Even at the Food Bank, I sometimes encounter the question I used to encounter  in my day-to-day “real job” when there was too much to do tainted by shades of confusion:

Where to start?

Even this summer without a 40 + hour week job I have this. Whether it’s trying to get the perfect lead on an article before I know what I am really writing about, determining whether I should put a lot or little effort into a cover letter based on my qualifications and the laundry list of the “the ideal candidate,” or if the garden first needs weeding or watering, it’s a disturbing stall.

At the Food Bank it’s worse as the pace is fast, and it often goes hand-in-hand with food classification.

For example, we got a surfeit of chives that were just starting to go this side of slime. Because they were cylinder-shaped and small, and I assumed most clients didn’t know what to do with them, would they go with other produce I assumed most clients didn’t know what to do with – small, hook-shaped Japanese eggplant?

I decided to move onto something easier as I considered the chives’ placement.

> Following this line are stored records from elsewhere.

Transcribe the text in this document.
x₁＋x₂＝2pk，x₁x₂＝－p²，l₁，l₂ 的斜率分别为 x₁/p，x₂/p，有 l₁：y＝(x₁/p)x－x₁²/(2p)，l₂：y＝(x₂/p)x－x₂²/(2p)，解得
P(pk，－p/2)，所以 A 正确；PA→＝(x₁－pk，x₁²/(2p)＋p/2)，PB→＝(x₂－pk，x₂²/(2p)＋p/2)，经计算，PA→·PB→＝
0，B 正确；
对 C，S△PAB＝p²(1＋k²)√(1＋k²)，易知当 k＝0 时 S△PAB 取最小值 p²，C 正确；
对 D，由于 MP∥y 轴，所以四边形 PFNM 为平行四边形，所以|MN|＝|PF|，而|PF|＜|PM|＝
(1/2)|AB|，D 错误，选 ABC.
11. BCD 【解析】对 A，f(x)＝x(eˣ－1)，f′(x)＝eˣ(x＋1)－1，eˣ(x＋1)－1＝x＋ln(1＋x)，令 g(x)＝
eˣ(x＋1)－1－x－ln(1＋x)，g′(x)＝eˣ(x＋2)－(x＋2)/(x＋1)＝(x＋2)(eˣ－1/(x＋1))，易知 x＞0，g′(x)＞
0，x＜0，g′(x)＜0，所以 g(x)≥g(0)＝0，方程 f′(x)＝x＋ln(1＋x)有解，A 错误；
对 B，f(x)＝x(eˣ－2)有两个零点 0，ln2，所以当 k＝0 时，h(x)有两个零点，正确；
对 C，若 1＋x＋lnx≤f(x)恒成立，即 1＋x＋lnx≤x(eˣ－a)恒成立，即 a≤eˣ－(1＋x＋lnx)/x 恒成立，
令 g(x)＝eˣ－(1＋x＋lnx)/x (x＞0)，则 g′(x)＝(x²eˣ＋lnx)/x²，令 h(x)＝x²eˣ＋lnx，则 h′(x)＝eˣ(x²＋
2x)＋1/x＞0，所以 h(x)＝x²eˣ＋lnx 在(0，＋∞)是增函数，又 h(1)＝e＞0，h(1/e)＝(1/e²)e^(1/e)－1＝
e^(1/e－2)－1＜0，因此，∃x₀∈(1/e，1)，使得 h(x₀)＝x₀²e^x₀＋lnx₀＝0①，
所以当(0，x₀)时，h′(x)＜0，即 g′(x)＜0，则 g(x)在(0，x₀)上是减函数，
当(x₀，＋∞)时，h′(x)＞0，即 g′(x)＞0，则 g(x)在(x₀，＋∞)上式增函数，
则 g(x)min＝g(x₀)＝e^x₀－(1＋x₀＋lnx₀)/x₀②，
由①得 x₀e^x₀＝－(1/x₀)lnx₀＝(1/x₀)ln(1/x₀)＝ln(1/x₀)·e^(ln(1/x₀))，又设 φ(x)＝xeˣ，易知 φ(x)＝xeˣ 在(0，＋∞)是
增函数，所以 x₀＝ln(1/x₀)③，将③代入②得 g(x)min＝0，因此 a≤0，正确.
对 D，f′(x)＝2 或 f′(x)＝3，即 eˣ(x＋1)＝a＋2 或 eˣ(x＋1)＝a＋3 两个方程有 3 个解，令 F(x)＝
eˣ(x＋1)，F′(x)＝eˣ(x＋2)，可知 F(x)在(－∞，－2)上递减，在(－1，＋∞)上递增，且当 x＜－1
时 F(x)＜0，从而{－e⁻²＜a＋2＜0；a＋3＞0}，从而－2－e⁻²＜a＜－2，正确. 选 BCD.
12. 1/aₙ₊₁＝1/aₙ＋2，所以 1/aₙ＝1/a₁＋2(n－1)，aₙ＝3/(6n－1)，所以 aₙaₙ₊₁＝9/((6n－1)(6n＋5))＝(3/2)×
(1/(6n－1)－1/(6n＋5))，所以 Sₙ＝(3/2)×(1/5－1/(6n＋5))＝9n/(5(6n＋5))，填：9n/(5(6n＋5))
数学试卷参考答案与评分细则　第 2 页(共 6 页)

The purple frosted Champagne grapes, not much bigger than caviar, could go into a box with other fruit clients would eat in bunches instead of in one piece, but they weren’t as filling as the plump green table kind, so did they really belong with cherries?

This over-analysis had delayed me from filling cans for the Family Boxes at other times too.

Manwich mix has no meat in it, but what is it really?

“It’s tomato-based,” the program manager pointed out, “so put it with the tomatoes.”

But is it as versatile as a can of diced ones, which could be used in stews, pasta sauces, or sprinkled over a quesadilla?, I thought as I twirled the can in my hand.

I could ask questions of the very busy skeleton staff, but I like to problem-solve myself.

My internal manager, when I want to quiet her over an article, job description or weeding, can go chill on the patio with a glass of Rosé and a magazine when she gets too loud and if she isn’t too pressed for time. But here and now, the new volunteer was looking to me for the answers amidst the strewn boxes.

Some of the more seasoned volunteers say just dive right in and don’t be afraid to make mistakes.

“It’s not like they are going to dock your paycheck,” some volunteers will laugh.

But I always want to do things right the first time.